Third, our patient was diagnosed with a secondarily infected hematoma and cellulitis; repeated trials of antibiotics failed. Antibacterial treatment is completely ineffective in the management of A1ADP. Failure of multiple trials of oral antibiotics
and intravenous antibiotics exemplifies the difficulties encountered in making the diagnosis of A1ADP.

Integral to the diagnosis of our patient’s condition was the right axillary skin biopsy and laboratory evaluation of serum α1-antitrypsin level.
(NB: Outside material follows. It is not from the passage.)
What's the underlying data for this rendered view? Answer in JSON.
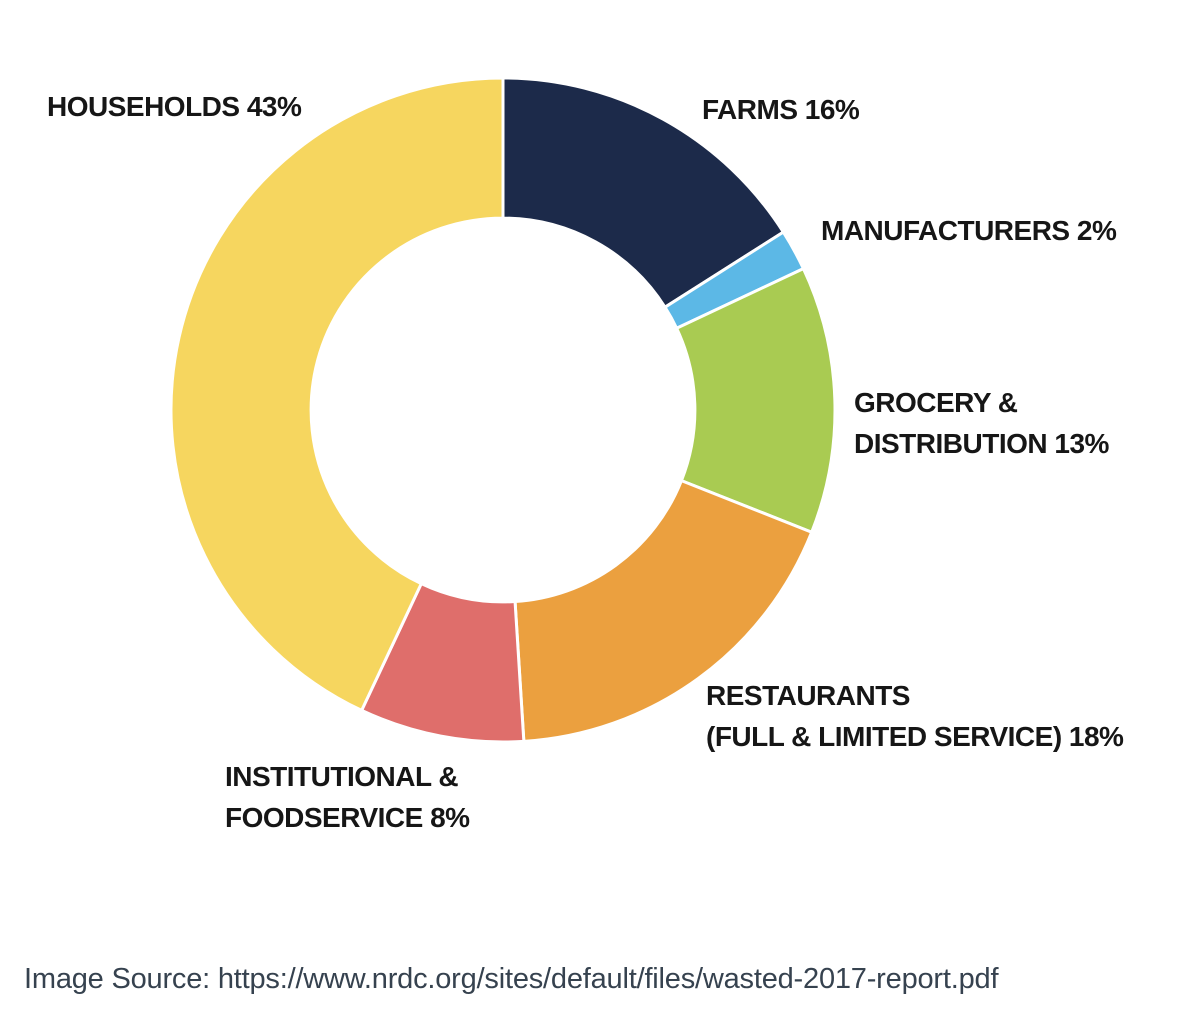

Foci of fat necrosis adjacent to large areas of normal fat and acute lobular panniculitis with a large number of neutrophils are characteristic findings.

Other histologic findings should be addressed. Geller and Su3 described the earliest histopathologic findings of A1ADP as splaying of neutrophils between collagen bundles in the reticular dermis. Degeneration of collagen within the dermis, progressive dermal necrosis, and subsequent involvement of fibrous septa and subcutaneous fat are additional features of A1ADP. Therefore, histologic examination is an important diagnostic tool.

The cornerstone of the diagnosis in our patient’s case was the finding of a low level of α1-antitrypsin (37.0 mg/dL) and P1 typing of ZZ. Given the availability of the assay and the prolonged diagnostic challenge marked by multiple unsuccessful trials of antibiotics, running the assay earlier in the workup may be beneficial in cases with a high index of suspicion.

Treatment of A1ADP should include avoidance of trauma and surgical debridements—frequent precipitating factors of panniculitis.10 Dapsone, seemingly the treatment of choice, has been anecdotally effective in a number of cases of A1ADP.
For homozygous patients who have severe forms of the disease and who present with severe emphysema and liver failure, supplemental infusion of exogenous α1 protease inhibitor concentrate has been suggested as the most important therapeutic possibility.9

A1ADP is difficult to diagnose but should be considered when a patient with recurrent painful indurated plaques presents after sustaining a localized trauma.